356. Reduction in Rate of Nosocomial Respiratory Virus Infections Associated with Enhanced Isolation Precautions in a Children's Hospital
Session: Poster Abstract Session: HAI: Respiratory Infections
Thursday, October 8, 2015
Room: Poster Hall
Posters
  • IDWeek_Oct_2015_Noso_viral_rates-poster FINAL.pdf (852.3 kB)
  • Background: Nosocomial respiratory viral infections (NRVIs) cause morbidity in pediatric patients.  Optimal measures for prevention have not been established.  In this study we evaluated the impact of enhanced isolation precautions (contact & droplet) on the incidence of NRVIs.

    Methods: NRVIs caused by adenovirus, human metapneumovirus (hMPV), influenza, parainfluenza  (PIV), respiratory syncytial virus (RSV), and rhinovirus/enterovirus (R/E) were prospectively monitored using laboratory-based surveillance with viral detection by nucleic acid amplification-based assay and standardized clinical definitions. The study period was 3 consecutive 10 month periods (Jul-Apr) 2012-2015. During years 1 & 2 special isolation precautions were as follow: hMPV, PIV, RSV, contact precautions; influenza, droplet precautions; adenovirus, contact & droplet precautions; R/E, droplet precautions during Nov through Mar, standard precautions Apr through Oct. During year 3 droplet precautions were in place for influenza and contact & droplet precautions were used for all other virus categories. The percentage of single bedded rooms increased from 22% during year 1 to 39% during years 2 and 3, with the opening of a new pavilion with all single bedded rooms. A severe restriction on visitation by young children was in place Nov through Mar in years 2 and 3, but not during year 1. Comparisons of nosocomial infection rates were made using the incidence density ratio method. 
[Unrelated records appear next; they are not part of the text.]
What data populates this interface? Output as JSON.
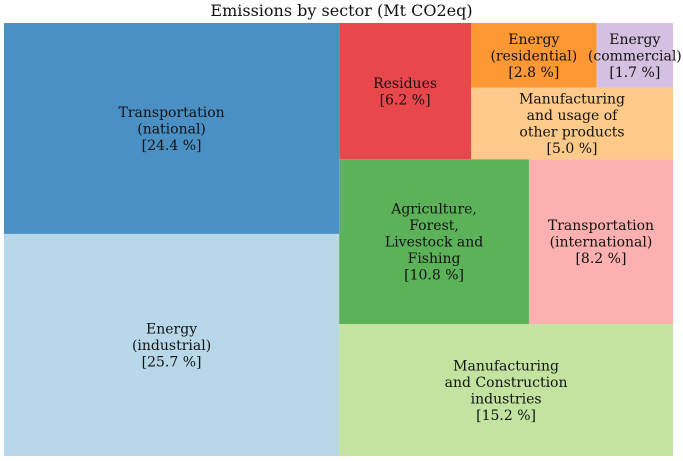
{
  "chart_data": {
    "type": "treemap",
    "title": "Emissions by sector (Mt CO2eq)",
    "items": [
      {
        "label": "Energy (industrial) [25.7 %]",
        "lines": [
          "Energy",
          "(industrial)",
          "[25.7 %]"
        ],
        "percent": 25.7,
        "color": "#b8d8ea"
      },
      {
        "label": "Transportation (national) [24.4 %]",
        "lines": [
          "Transportation",
          "(national)",
          "[24.4 %]"
        ],
        "percent": 24.4,
        "color": "#4a90c4"
      },
      {
        "label": "Manufacturing and Construction industries [15.2 %]",
        "lines": [
          "Manufacturing",
          "and Construction",
          "industries",
          "[15.2 %]"
        ],
        "percent": 15.2,
        "color": "#c2e4a0"
      },
      {
        "label": "Agriculture, Forest, Livestock and Fishing [10.8 %]",
        "lines": [
          "Agriculture,",
          "Forest,",
          "Livestock and",
          "Fishing",
          "[10.8 %]"
        ],
        "percent": 10.8,
        "color": "#5cb258"
      },
      {
        "label": "Transportation (international) [8.2 %]",
        "lines": [
          "Transportation",
          "(international)",
          "[8.2 %]"
        ],
        "percent": 8.2,
        "color": "#fcb0b0"
      },
      {
        "label": "Residues [6.2 %]",
        "lines": [
          "Residues",
          "[6.2 %]"
        ],
        "percent": 6.2,
        "color": "#e8474c"
      },
      {
        "label": "Manufacturing and usage of other products [5.0 %]",
        "lines": [
          "Manufacturing",
          "and usage of",
          "other products",
          "[5.0 %]"
        ],
        "percent": 5.0,
        "color": "#fdca8a"
      },
      {
        "label": "Energy (residential) [2.8 %]",
        "lines": [
          "Energy",
          "(residential)",
          "[2.8 %]"
        ],
        "percent": 2.8,
        "color": "#fd9835"
      },
      {
        "label": "Energy (commercial) [1.7 %]",
        "lines": [
          "Energy",
          "(commercial)",
          "[1.7 %]"
        ],
        "percent": 1.7,
        "color": "#d4c0e0"
      }
    ]
  }
}
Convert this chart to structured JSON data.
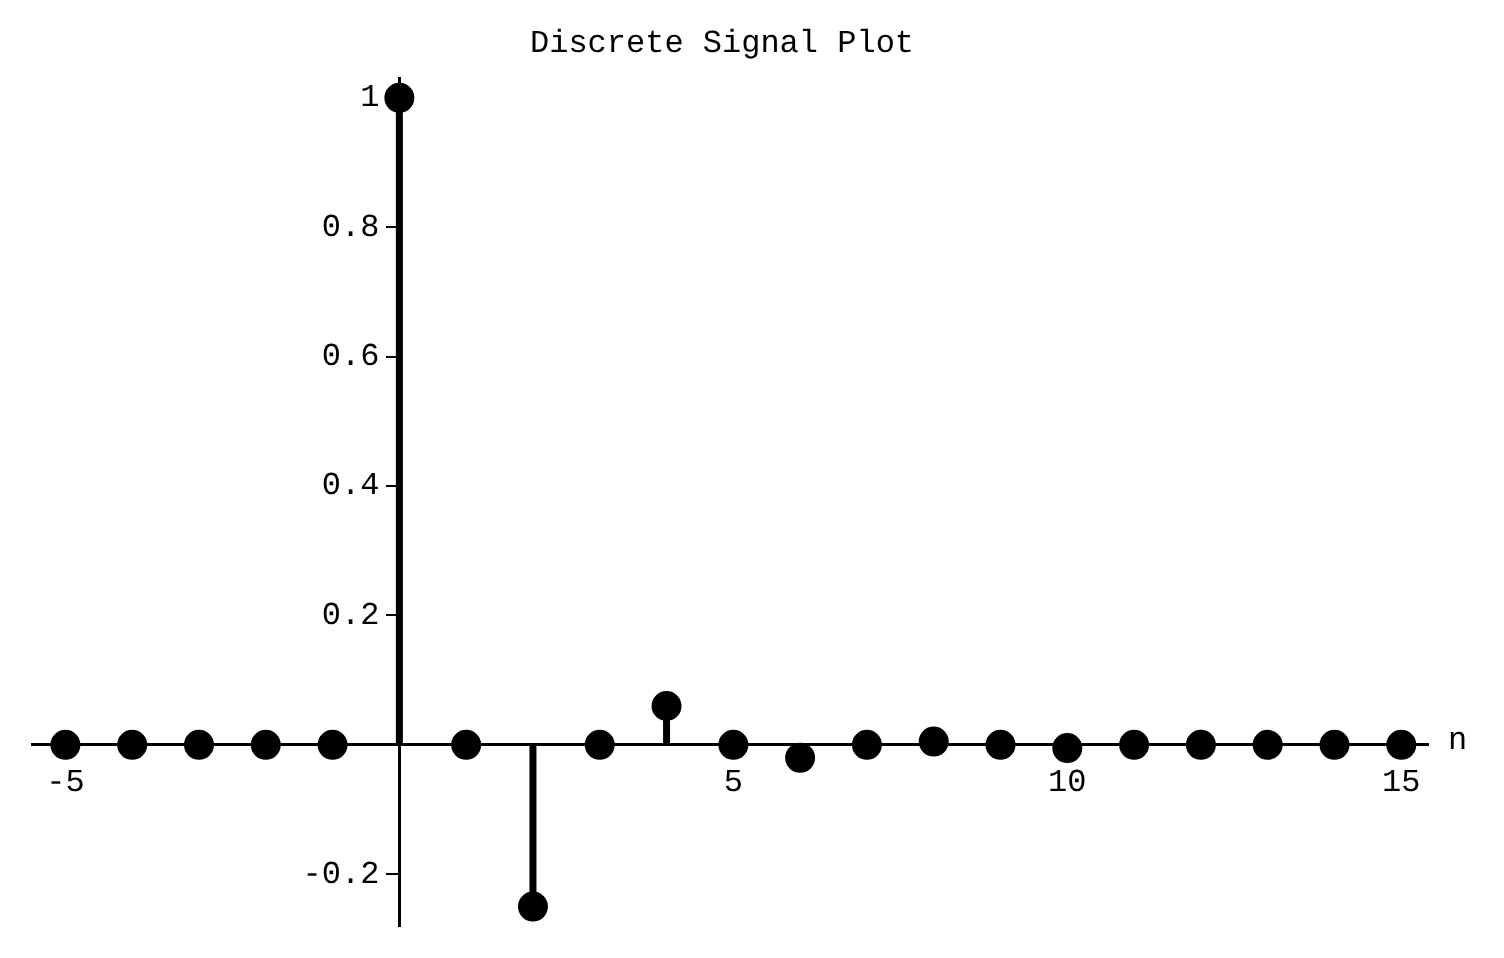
{
  "chart_data": {
    "type": "lollipop",
    "title": "Discrete Signal Plot",
    "xlabel": "n",
    "x": [
      -5,
      -4,
      -3,
      -2,
      -1,
      0,
      1,
      2,
      3,
      4,
      5,
      6,
      7,
      8,
      9,
      10,
      11,
      12,
      13,
      14,
      15
    ],
    "values": [
      0,
      0,
      0,
      0,
      0,
      1,
      0,
      -0.25,
      0,
      0.06,
      0,
      -0.02,
      0,
      0.005,
      0,
      -0.005,
      0,
      0,
      0,
      0,
      0
    ],
    "color": "#000000",
    "marker": "circle",
    "xlim": [
      -5.5,
      15.4
    ],
    "xticks": [
      -5,
      5,
      10,
      15
    ],
    "ylim": [
      -0.28,
      1.03
    ],
    "yticks": [
      -0.2,
      0.2,
      0.4,
      0.6,
      0.8,
      1
    ],
    "grid": false,
    "legend": false
  }
}
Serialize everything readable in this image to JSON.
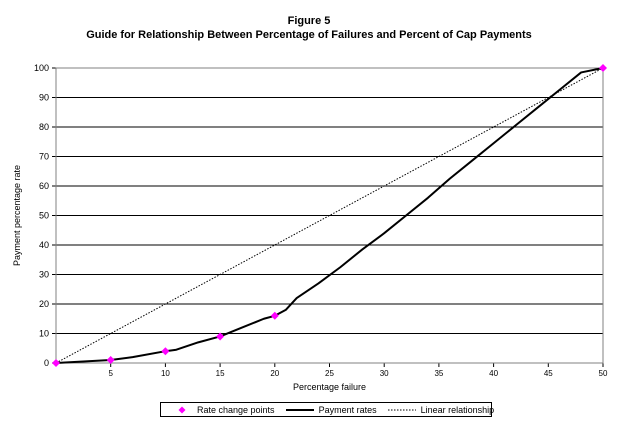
{
  "chart_data": {
    "type": "line",
    "title": "Figure 5",
    "subtitle": "Guide for Relationship Between Percentage of Failures and Percent of Cap Payments",
    "xlabel": "Percentage failure",
    "ylabel": "Payment percentage rate",
    "xlim": [
      0,
      50
    ],
    "ylim": [
      0,
      100
    ],
    "xticks": [
      5,
      10,
      15,
      20,
      25,
      30,
      35,
      40,
      45,
      50
    ],
    "yticks": [
      0,
      10,
      20,
      30,
      40,
      50,
      60,
      70,
      80,
      90,
      100
    ],
    "grid": "horizontal",
    "legend_position": "bottom",
    "series": [
      {
        "name": "Rate change points",
        "style": "markers",
        "color": "#ff00ff",
        "x": [
          0,
          5,
          10,
          15,
          20,
          50
        ],
        "y": [
          0,
          1,
          4,
          9,
          16,
          100
        ]
      },
      {
        "name": "Payment rates",
        "style": "solid",
        "color": "#000000",
        "x": [
          0,
          5,
          7,
          10,
          11,
          13,
          15,
          17,
          19,
          20,
          21,
          22,
          24,
          26,
          28,
          30,
          32,
          34,
          36,
          38,
          40,
          42,
          44,
          46,
          48,
          50
        ],
        "y": [
          0,
          1,
          2,
          4,
          4.5,
          7,
          9,
          12,
          15,
          16,
          18,
          22,
          27,
          32.5,
          38.5,
          44,
          50,
          56,
          62.5,
          68.5,
          74.5,
          80.5,
          86.5,
          92.5,
          98.5,
          100
        ]
      },
      {
        "name": "Linear relationship",
        "style": "dotted",
        "color": "#000000",
        "x": [
          0,
          50
        ],
        "y": [
          0,
          100
        ]
      }
    ]
  }
}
    Results: The rate of NRVI with any of the 6 virus categories infection was 0.92, 0.91, and 0.43/1,000 patient days for years 1, 2, and 3, respectively, a 53% decrease during year 3 (P<0.002).  For each virus category the rate of nosocomial infection was lower during year 3 than years 1 and 2 except for influenza, which was higher during year 3 than in years 1 and 2. The number of hospitalized children with community-acquired infection with each of the 6 virus categories was higher during year 3 compared to years 1 and 2 except for influenza that was lower and hMPV that was unchanged.

    Conclusion: The use of both contact and droplet precautions for inpatients with viral respiratory tract infections was associated with a reduction in the incidence of NRVIs.

    Lorry Rubin, MD, FIDSA1,2, Susan Nullet, R.N.3, Margaret Hill, R.N.3 and Nina Kohn, MBA, MA4, (1)Pediatrics, Hofstra North Shore-LIJ School of Medicine, New Hyde Park, NY, (2)Pediatrics, Steven and Alexandra Cohen Children's Medical Center of New York of the North Shore-LIJ Health System, New Hyde Park, NY, (3)Infection Control, Steven and Alexandra Cohen Children's Medical Center of New York of the North Shore-Long Island Jewish Health System, New Hyde Park, NY, (4)Feinstein Institute for Medical Research, North Shore - LIJ Health System, Manhasset, NY

    Disclosures:

    L. Rubin, None

    S. Nullet, None

    M. Hill, None

    N. Kohn, None

    Findings in the abstracts are embargoed until 12:01 a.m. PDT, Wednesday Oct. 7th with the exception of research findings presented at the IDWeek press conferences.